Γ-interferon has high virus growth inhibitory action and
And has an inhibitory effect on malignant tumor growth, and furthermore, toxicity
Is extremely low, and this γ-interfero
Γ-interferon feeling comprising
This is a completed drug for receptive disease. Γ-Interface of the present invention
-Feron-sensitive disease drug is γ-interferon sensitive
Can be used as a prophylactic or therapeutic agent for
Such as viral diseases, malignant tumors, and immune diseases
It is extremely effective as a prophylactic and therapeutic agent. Thus, the present invention
Is of great industrial significance.

BRIEF DESCRIPTION OF THE DRAWINGS FIG. 1 is a phase contrast micrograph of HBL-38 cells.

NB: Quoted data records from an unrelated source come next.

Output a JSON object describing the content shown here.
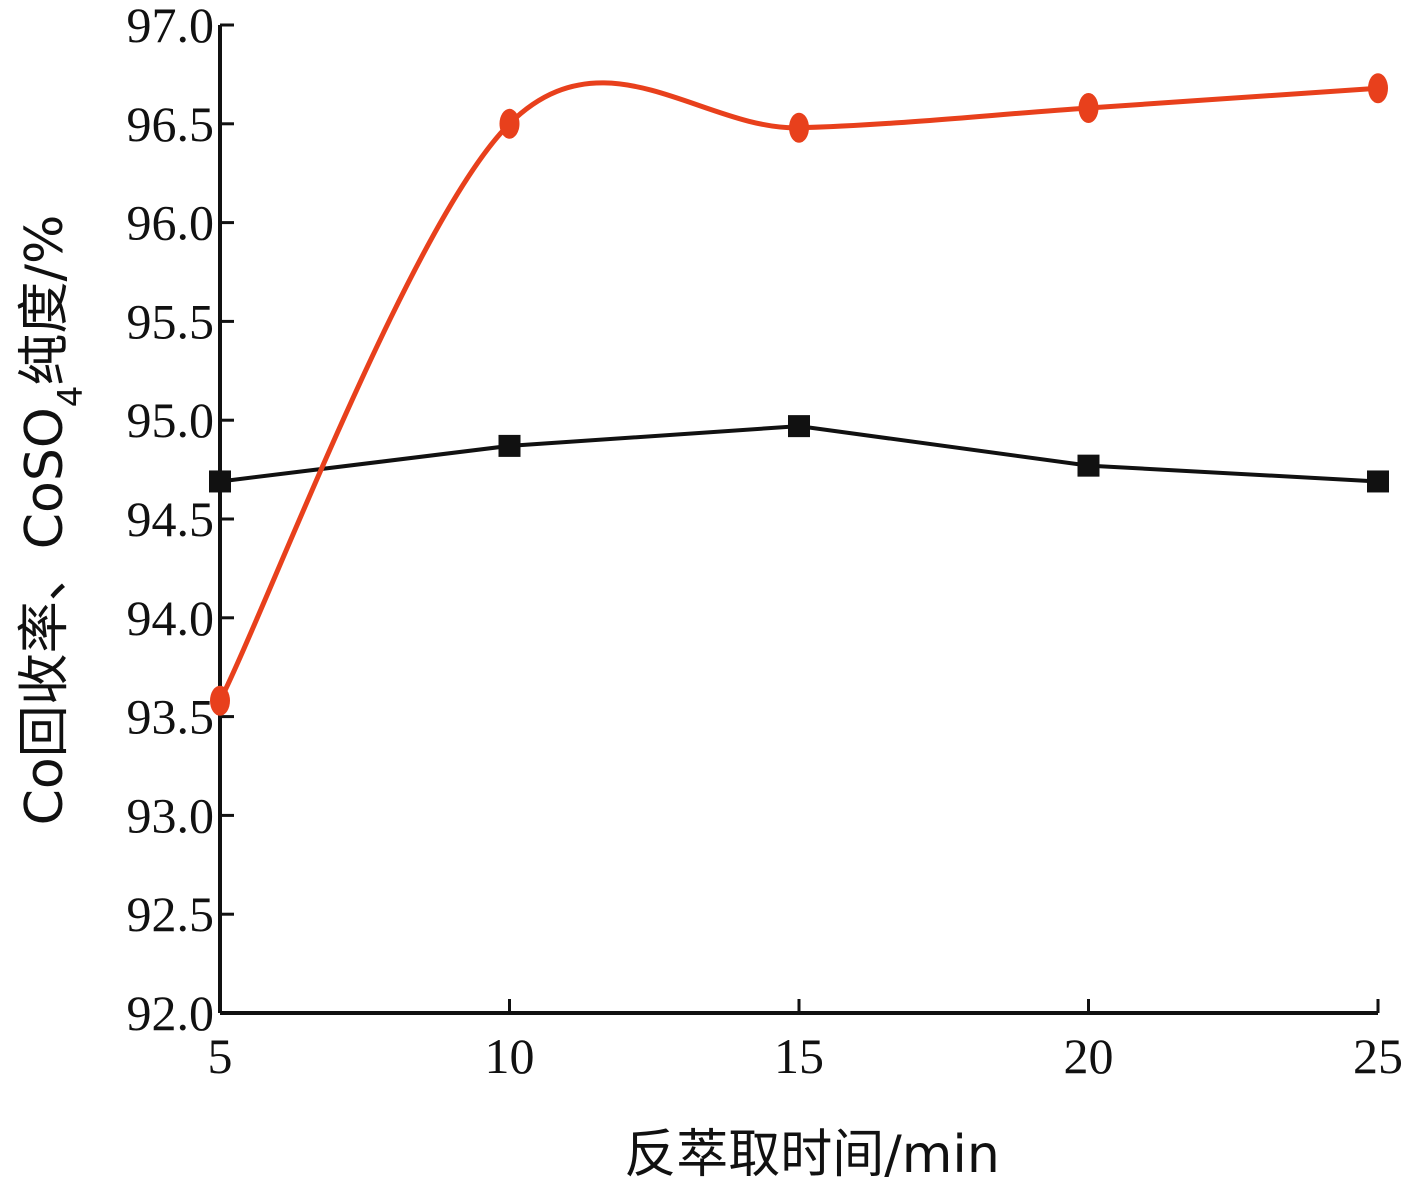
{
  "chart_data": {
    "type": "line",
    "x": [
      5,
      10,
      15,
      20,
      25
    ],
    "xlim": [
      5,
      25
    ],
    "ylim": [
      92.0,
      97.0
    ],
    "x_ticks": [
      "5",
      "10",
      "15",
      "20",
      "25"
    ],
    "y_ticks": [
      "92.0",
      "92.5",
      "93.0",
      "93.5",
      "94.0",
      "94.5",
      "95.0",
      "95.5",
      "96.0",
      "96.5",
      "97.0"
    ],
    "xlabel": "反萃取时间/min",
    "ylabel_main": "Co回收率、CoSO",
    "ylabel_sub": "4",
    "ylabel_tail": "纯度/%",
    "grid": false,
    "legend": "none",
    "series": [
      {
        "values": [
          94.69,
          94.87,
          94.97,
          94.77,
          94.69
        ],
        "color": "#111111",
        "marker": "square",
        "smooth": false
      },
      {
        "values": [
          93.58,
          96.5,
          96.48,
          96.58,
          96.68
        ],
        "color": "#e8401c",
        "marker": "circle",
        "smooth": true
      }
    ]
  }
}
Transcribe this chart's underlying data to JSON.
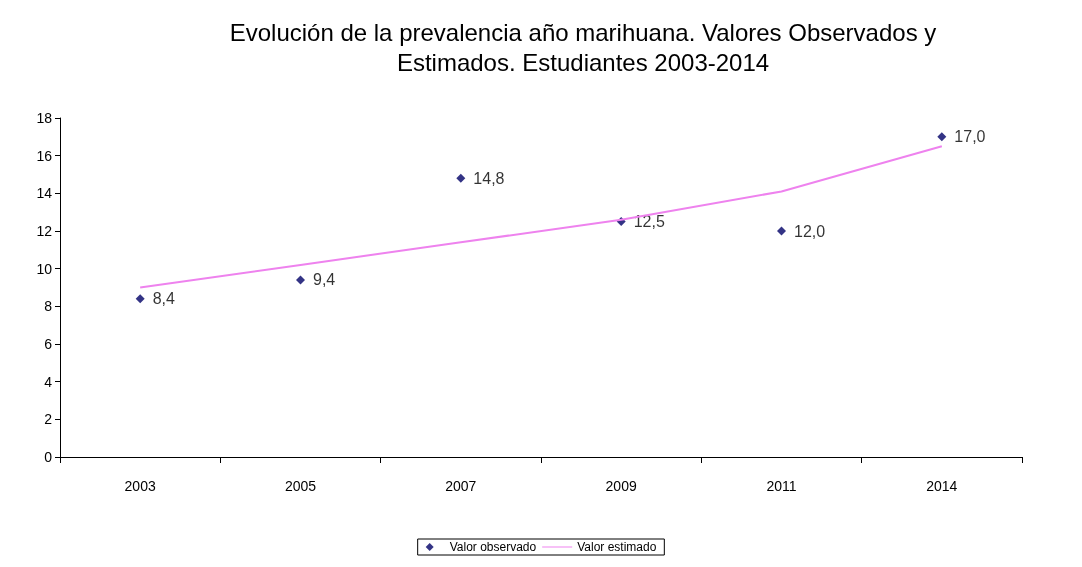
{
  "chart_data": {
    "type": "scatter",
    "title": "Evolución de la prevalencia año marihuana. Valores Observados y\nEstimados. Estudiantes 2003-2014",
    "categories": [
      "2003",
      "2005",
      "2007",
      "2009",
      "2011",
      "2014"
    ],
    "series": [
      {
        "name": "Valor observado",
        "marker": "diamond",
        "color": "#000066",
        "values": [
          8.4,
          9.4,
          14.8,
          12.5,
          12.0,
          17.0
        ],
        "value_labels": [
          "8,4",
          "9,4",
          "14,8",
          "12,5",
          "12,0",
          "17,0"
        ]
      },
      {
        "name": "Valor estimado",
        "type": "line",
        "marker": "none",
        "color": "#ee82ee",
        "values": [
          9.0,
          10.2,
          11.4,
          12.6,
          14.1,
          16.5
        ]
      }
    ],
    "ylim": [
      0,
      18
    ],
    "yticks": [
      0,
      2,
      4,
      6,
      8,
      10,
      12,
      14,
      16,
      18
    ],
    "grid": false,
    "legend": "bottom"
  }
}
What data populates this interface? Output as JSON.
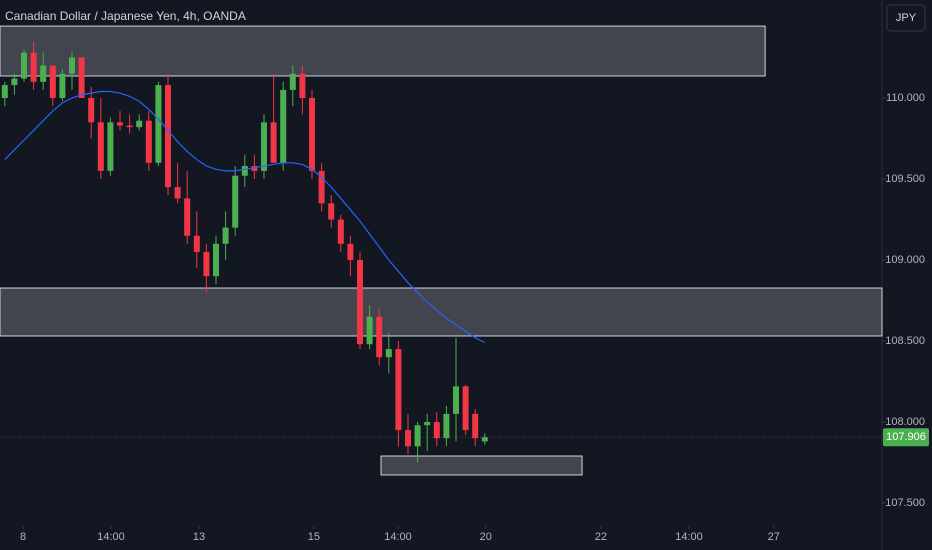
{
  "chart_data": {
    "type": "candlestick",
    "title": "Canadian Dollar / Japanese Yen, 4h, OANDA",
    "currency": "JPY",
    "up_color": "#4caf50",
    "down_color": "#f23645",
    "x": [
      0,
      1,
      2,
      3,
      4,
      5,
      6,
      7,
      8,
      9,
      10,
      11,
      12,
      13,
      14,
      15,
      16,
      17,
      18,
      19,
      20,
      21,
      22,
      23,
      24,
      25,
      26,
      27,
      28,
      29,
      30,
      31,
      32,
      33,
      34,
      35,
      36,
      37,
      38,
      39,
      40,
      41,
      42,
      43,
      44,
      45,
      46,
      47,
      48,
      49,
      50
    ],
    "candles": [
      [
        110.0,
        110.1,
        109.95,
        110.08
      ],
      [
        110.08,
        110.15,
        110.02,
        110.12
      ],
      [
        110.12,
        110.3,
        110.1,
        110.28
      ],
      [
        110.28,
        110.35,
        110.05,
        110.1
      ],
      [
        110.1,
        110.28,
        110.05,
        110.2
      ],
      [
        110.2,
        110.2,
        109.95,
        110.0
      ],
      [
        110.0,
        110.18,
        109.98,
        110.15
      ],
      [
        110.15,
        110.28,
        110.05,
        110.25
      ],
      [
        110.25,
        110.25,
        110.0,
        110.0
      ],
      [
        110.0,
        110.07,
        109.75,
        109.85
      ],
      [
        109.85,
        110.0,
        109.5,
        109.55
      ],
      [
        109.55,
        109.88,
        109.52,
        109.85
      ],
      [
        109.85,
        109.92,
        109.8,
        109.83
      ],
      [
        109.83,
        109.9,
        109.78,
        109.82
      ],
      [
        109.82,
        109.9,
        109.8,
        109.86
      ],
      [
        109.86,
        109.92,
        109.55,
        109.6
      ],
      [
        109.6,
        110.1,
        109.58,
        110.08
      ],
      [
        110.08,
        110.15,
        109.4,
        109.45
      ],
      [
        109.45,
        109.6,
        109.35,
        109.38
      ],
      [
        109.38,
        109.55,
        109.1,
        109.15
      ],
      [
        109.15,
        109.3,
        108.95,
        109.05
      ],
      [
        109.05,
        109.1,
        108.8,
        108.9
      ],
      [
        108.9,
        109.15,
        108.85,
        109.1
      ],
      [
        109.1,
        109.3,
        109.0,
        109.2
      ],
      [
        109.2,
        109.58,
        109.15,
        109.52
      ],
      [
        109.52,
        109.65,
        109.45,
        109.58
      ],
      [
        109.58,
        109.65,
        109.5,
        109.55
      ],
      [
        109.55,
        109.9,
        109.5,
        109.85
      ],
      [
        109.85,
        110.15,
        109.6,
        109.6
      ],
      [
        109.6,
        110.1,
        109.55,
        110.05
      ],
      [
        110.05,
        110.2,
        109.95,
        110.15
      ],
      [
        110.15,
        110.2,
        109.9,
        110.0
      ],
      [
        110.0,
        110.05,
        109.5,
        109.55
      ],
      [
        109.55,
        109.6,
        109.3,
        109.35
      ],
      [
        109.35,
        109.4,
        109.2,
        109.25
      ],
      [
        109.25,
        109.28,
        109.05,
        109.1
      ],
      [
        109.1,
        109.15,
        108.9,
        109.0
      ],
      [
        109.0,
        109.05,
        108.45,
        108.48
      ],
      [
        108.48,
        108.72,
        108.45,
        108.65
      ],
      [
        108.65,
        108.7,
        108.35,
        108.4
      ],
      [
        108.4,
        108.55,
        108.3,
        108.45
      ],
      [
        108.45,
        108.5,
        107.85,
        107.95
      ],
      [
        107.95,
        108.05,
        107.8,
        107.85
      ],
      [
        107.85,
        108.0,
        107.75,
        107.98
      ],
      [
        107.98,
        108.05,
        107.82,
        108.0
      ],
      [
        108.0,
        108.06,
        107.85,
        107.9
      ],
      [
        107.9,
        108.1,
        107.85,
        108.05
      ],
      [
        108.05,
        108.52,
        107.88,
        108.22
      ],
      [
        108.22,
        108.23,
        107.92,
        107.95
      ],
      [
        108.05,
        108.08,
        107.85,
        107.9
      ],
      [
        107.88,
        107.93,
        107.86,
        107.906
      ]
    ],
    "ma": {
      "color": "#2962ff",
      "values": [
        109.62,
        109.68,
        109.74,
        109.8,
        109.86,
        109.92,
        109.97,
        110.0,
        110.02,
        110.03,
        110.04,
        110.04,
        110.03,
        110.01,
        109.98,
        109.93,
        109.87,
        109.8,
        109.73,
        109.67,
        109.62,
        109.58,
        109.56,
        109.55,
        109.55,
        109.56,
        109.57,
        109.58,
        109.59,
        109.6,
        109.6,
        109.59,
        109.56,
        109.51,
        109.45,
        109.38,
        109.31,
        109.24,
        109.16,
        109.08,
        109.0,
        108.93,
        108.86,
        108.8,
        108.74,
        108.69,
        108.64,
        108.6,
        108.56,
        108.52,
        108.49
      ]
    },
    "zones": [
      {
        "y": [
          110.136,
          110.444
        ],
        "x": [
          -0.5,
          79.2
        ]
      },
      {
        "y": [
          108.531,
          108.827
        ],
        "x": [
          -0.5,
          91.375
        ]
      },
      {
        "y": [
          107.673,
          107.79
        ],
        "x": [
          39.19,
          60.13
        ]
      }
    ],
    "last_price": 107.906,
    "xlim": [
      -0.5,
      91.375
    ],
    "ylim": [
      107.395,
      110.605
    ],
    "xticks": [
      {
        "value": 1.9,
        "label": "8"
      },
      {
        "value": 11.06,
        "label": "14:00"
      },
      {
        "value": 20.23,
        "label": "13"
      },
      {
        "value": 32.2,
        "label": "15"
      },
      {
        "value": 40.96,
        "label": "14:00"
      },
      {
        "value": 50.1,
        "label": "20"
      },
      {
        "value": 62.1,
        "label": "22"
      },
      {
        "value": 71.27,
        "label": "14:00"
      },
      {
        "value": 80.1,
        "label": "27"
      }
    ],
    "yticks": [
      {
        "value": 110,
        "label": "110.000"
      },
      {
        "value": 109.5,
        "label": "109.500"
      },
      {
        "value": 109,
        "label": "109.000"
      },
      {
        "value": 108.5,
        "label": "108.500"
      },
      {
        "value": 108,
        "label": "108.000"
      },
      {
        "value": 107.5,
        "label": "107.500"
      }
    ]
  }
}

FIG. 2 is a micrograph showing the results of chromosome observation in karyotype analysis of HBL-38 cells.

──────────────────────────────────────────────────続 き Continued on the front page (51) Int.Cl. ⁶ Identification code FI C07H 21/04 C12P 21/08 C07K 14/57 A61K 37/66 AAR 16/24 ABB C12N 5/10 ABC 15/02 ADY C12P 21 / 02 C12N 5/00 B 21/08 15/00 C

Claims (1)

(57) [Claims] H, which is a human bone marrow monocytic cell line
Can be obtained from BL-38 cells or KG-1 cells
Comprising γ-interferon as an active ingredient
A prophylactic or therapeutic agent for an interferon-sensitive disease. 2. H, which is a human bone marrow monocytic cell line
Can be obtained from BL-38 cells or KG-1 cells
Γ-interferon has a specific activity of about 1.5 × 10 ⁷
2. The preventive or therapeutic agent for gamma-interferon-sensitive diseases according to claim 1, wherein the unit is mg / mg protein. 3. The γ- according to claim 1 or 2, as an antiviral agent, an antitumor agent, an antitumor effect enhancer, and a therapeutic agent for an immune disease.
An interferon-sensitive disease preventive or therapeutic agent. 4. H, which is a human bone marrow monocytic cell line
BL-38 cells or KG-1 cells, either by transplantation into warm-blooded animal body other than a human, or implanted in the installed diffuser chamber to a warm-blooded animal body or outside of the non-human of the warm-blooded animal body fluids 4. The preventive or therapeutic agent for a y-interferon-sensitive disease according to claim 1, 2 or 3, which is a cell obtained by proliferating while receiving the supply. 5. An active ingredient γ- interferon, cultures of
HBL-38 cells, human bone marrow monocytic cells
The resulting isosamples contacting the inducing agent to the cells or KG-1 cells
The prophylactic or therapeutic agent for γ-interferon-sensitive disease according to claim 1, 2, 3 or 4, which is capable of being used. 6. Γ-interferon as an active ingredient is
HBL-38 cells, human bone marrow monocytic cells
Γ-interns obtainable from vesicles or KG-1 cells
-Feron, which has been purified and collected by column chromatography using an anti-γ-interferon monoclonal antibody,
6. The preventive or therapeutic agent for γ-interferon-sensitive disease according to 2, 3, 4 or 5 . 7. Anti-γ- interferon monoclonal antibodies, culture
HBL-, an established human-derived bone marrow monocytic cell
Γ -cells obtainable from 38 cells or KG-1 cells
A fused cell having anti-γ-interferon antibody-producing ability from a fused cell obtained by immunizing a warm-blooded animal other than human with interferon as an antigen, collecting antibody-producing cells from the animal, and fusing the cell with myeloma cells 7. A preventive or therapeutic agent for a γ-interferon-sensitive disease according to claim 6 , which is a monoclonal antibody having specificity for γ-interferon obtained by selecting and then growing the selected cells. 8. The preventive or therapeutic agent for a γ-interferon-sensitive disease according to claim 7 , wherein the monoclonal antibody is an immunoglobulin G class or an immunoglobulin M class. 9. H, which is a human bone marrow monocytic cell line
Can be obtained from BL-38 cells or KG-1 cells
With that γ- interferon, claim 1, characterized in that it contains other lymphokines as an active ingredient,
The agent for preventing or treating γ-interferon-sensitive disease according to 2, 3, 4, 5, 6, 7, or 8 . 10. Other lymphokines are α-interferon, β
-Prevention of gamma-interferon sensitive disease according to claim 9 , characterized in that it is one or two or more lymphokines selected from interferon, Tumore necrosis factor, lymphotoxin, interleukin 2, and B cell differentiation factor. Agent or therapeutic agent.